Ces deux groupes ne manquent pourtant pas d’être prononcés lorsqu’il est question de Rouen, même si les musicien·nes d’aujourd’hui semblent s’en détacher. “Depuis que je suis tout petit, ma mère me fait écouter les Dogs”, nous glissait Maxime de Dirty Cloud, 15 ans, avant d’abonder : “On a beaucoup de respect pour eux, mais ça ne fait pas partie de nos influences principales.” Manière de prendre ses distances, gentiment et poliment, avec le rock à papa.
“Les groupes essaient vraiment de s’en émanciper, parce qu’à la longue, ça [leur] casse un peu les pieds qu’on ramène tout le temps notre ville aux Dogs […], on l’a tellement entendu…”, lance quant à lui Jordan, programmateur de l’association Brain Crushing. Et Raphaël Balzary de proclamer : “Maintenant, on ne dit plus ‘Rouen, la ville des Dogs’, mais ‘Rouen, la ville de MNNQNS’.”
Changer pour durer
Tout l’objectif du biotope indé d’aujourd’hui est d’assurer sa pérennité – on se refuse à voir le déclin de 1984 se répéter –, tout en modelant le futur du rock selon une éthique choisie et revendiquée. À commencer par celle des labels, dont le rôle est loin d’être anecdotique dans le fonctionnement de l’industrie.
“Ce qu’on veut, nous, c’est apporter un vrai cadre juridique qui protège les artistes, qui prenne soin d’eux et les rémunère à leur juste valeur”, s’épanche Raphaël Balzary à propos du label Before Collapse. Et de poursuivre : “On veut être une boîte à outils pour eux, être à disposition et veiller au grain… Quand tu vois qu’un quart des artistes a des problèmes de santé mentale à cause de leur taff, t’as envie de faire attention à eux.”
Artistes qui, d’ailleurs, n’hésitent plus à retrousser leurs manches face à tel ou tel combat politique (quitte à y laisser quelques plumes…). Quand Dirty Cloud dénonce les frasques de la police à coups de “Authority must die”, MNNQNS s’attèle à défendre le réseau des SMAC – menacé par l’inflation et une hausse des factures, alors même que les subventions dont il bénéficie ne suivent pas –, tandis que We Hate You Please Die délivre des soufflantes féministes tranchantes à souhait, à l’aune d’une scène encore ultra-masculine.

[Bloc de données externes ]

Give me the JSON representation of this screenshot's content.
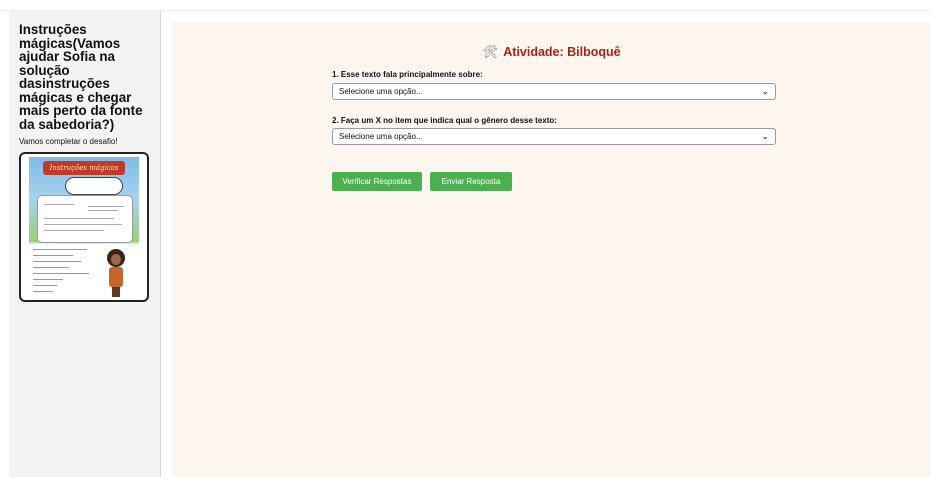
{
  "sidebar": {
    "title": "Instruções mágicas(Vamos ajudar Sofia na solução dasinstruções mágicas e chegar mais perto da fonte da sabedoria?)",
    "subtitle": "Vamos completar o desafio!",
    "thumbnail": {
      "banner_text": "Instruções mágicas"
    }
  },
  "main": {
    "title_icon": "🛠",
    "title": "Atividade: Bilboquê",
    "questions": [
      {
        "label": "1. Esse texto fala principalmente sobre:",
        "selected": "Selecione uma opção..."
      },
      {
        "label": "2. Faça um X no item que indica qual o gênero desse texto:",
        "selected": "Selecione uma opção..."
      }
    ],
    "buttons": {
      "verify": "Verificar Respostas",
      "submit": "Enviar Resposta"
    }
  },
  "colors": {
    "accent_green": "#4caf50",
    "title_red": "#b0201b",
    "main_bg": "#fdf6ee",
    "sidebar_bg": "#f3f3f3"
  },
  "icons": {
    "title": "tools-icon",
    "select": "chevron-down-icon"
  }
}
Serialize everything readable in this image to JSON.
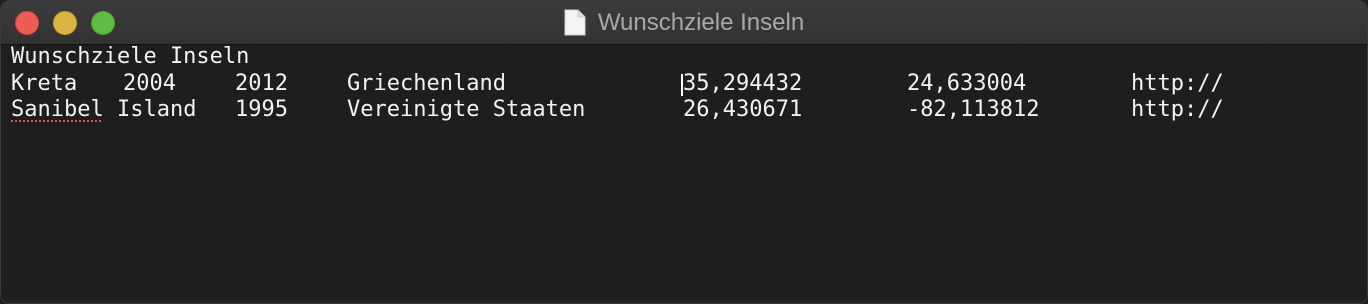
{
  "window": {
    "title": "Wunschziele Inseln",
    "title_icon": "document-icon"
  },
  "document": {
    "heading": "Wunschziele Inseln",
    "rows": [
      {
        "name": "Kreta",
        "year1": "2004",
        "year2": "2012",
        "country": "Griechenland",
        "lat": "35,294432",
        "lon": "24,633004",
        "link": "http://"
      },
      {
        "name": "Sanibel Island",
        "year1": "1995",
        "year2": "",
        "country": "Vereinigte Staaten",
        "lat": "26,430671",
        "lon": "-82,113812",
        "link": "http://"
      }
    ]
  }
}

“Les hommes occupent une place dominante dans le milieu musical, et le rock est d’autant plus une culture testostéronée”, déplore leur ancien leader Raphaël, qui se souvient qu’“avec We Hate You, la mixité s’était faite un peu par hasard”. Avec son label, il entend justement changer de l’intérieur cet écosystème “toujours un peu mascu” : “Pas de discrimination positive, attention, mais faire un vrai glanage pour arriver à cet objectif”, conclut-il. Parce qu’il n’y a décidément pas que les Dogs… et la jeune garde ne se genre plus seulement au masculin.